If the blood sugar levels are too high, the fetus produces increased amount of insulin that increases the risk of fetal macrosomia (birth weight >4 Kg). This is related to complications at birth (shoulder dystocia and postpartum haemorrhage), increased risk of Caesarean Section and complications after birth (i.e. hypoglycaemia, respiratory distress). In some cases of poorly controlled diabetes there might be complications affecting the mother such as pre-eclampsia and preterm delivery.

Antenatal care in gestational diabetes

If you develop gestational diabetes you are going to be look after by a dedicated team consisting of your obstetrician, an endocrinologist and a dietician.

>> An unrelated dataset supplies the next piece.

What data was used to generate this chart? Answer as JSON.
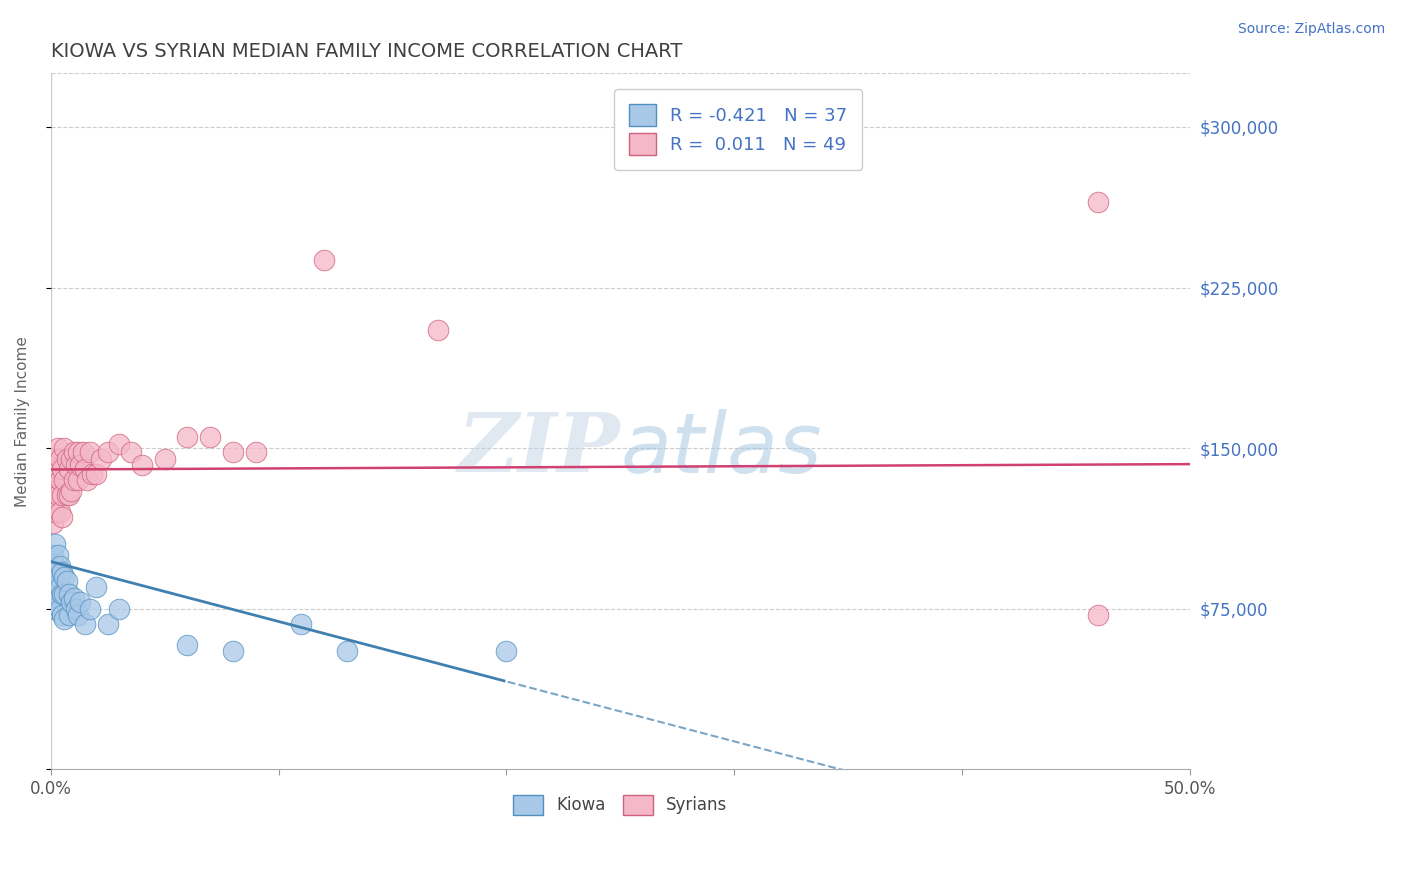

You need to check your fasting blood sugar every morning and 1 hour after every main meal. The sugar levels should be:

  • Fasting glucose levels 1 hour before breakfast <95 mg/dl
  • 1 hour after meal <135 mg/dl

The main interventions for gestational diabetes control are healthy diet combined with exercise. However, in some cases it might be necessary to start treatment with drugs or insulin.

Women with gestational diabetes need frequent ultrasound scans to monitor the fetal growth and amniotic fluid. Poorly controlled diabetes could cause fetal macrosomia and increased amniotic fluid.

Time of delivery

Ideally a woman who has gestational diabetes should deliver between 38-40 weeks of gestation if there are no complications.

Do you need to have a Caesarean Section?

If there are no other maternal or fetal factors, gestational diabetes alone is not an indication for Caesarean Section.

After the birth

Women who developed gestational diabetes need to monitor the blood sugar levels for 2-3 days after delivery.

The GTT needs to be repeated in 6-8 weeks after birth to confirm. If the results are normal, the blood sugar needs to be tested in 6 months and every year thereafter, as there is increased risk of developing type II diabetes in the future.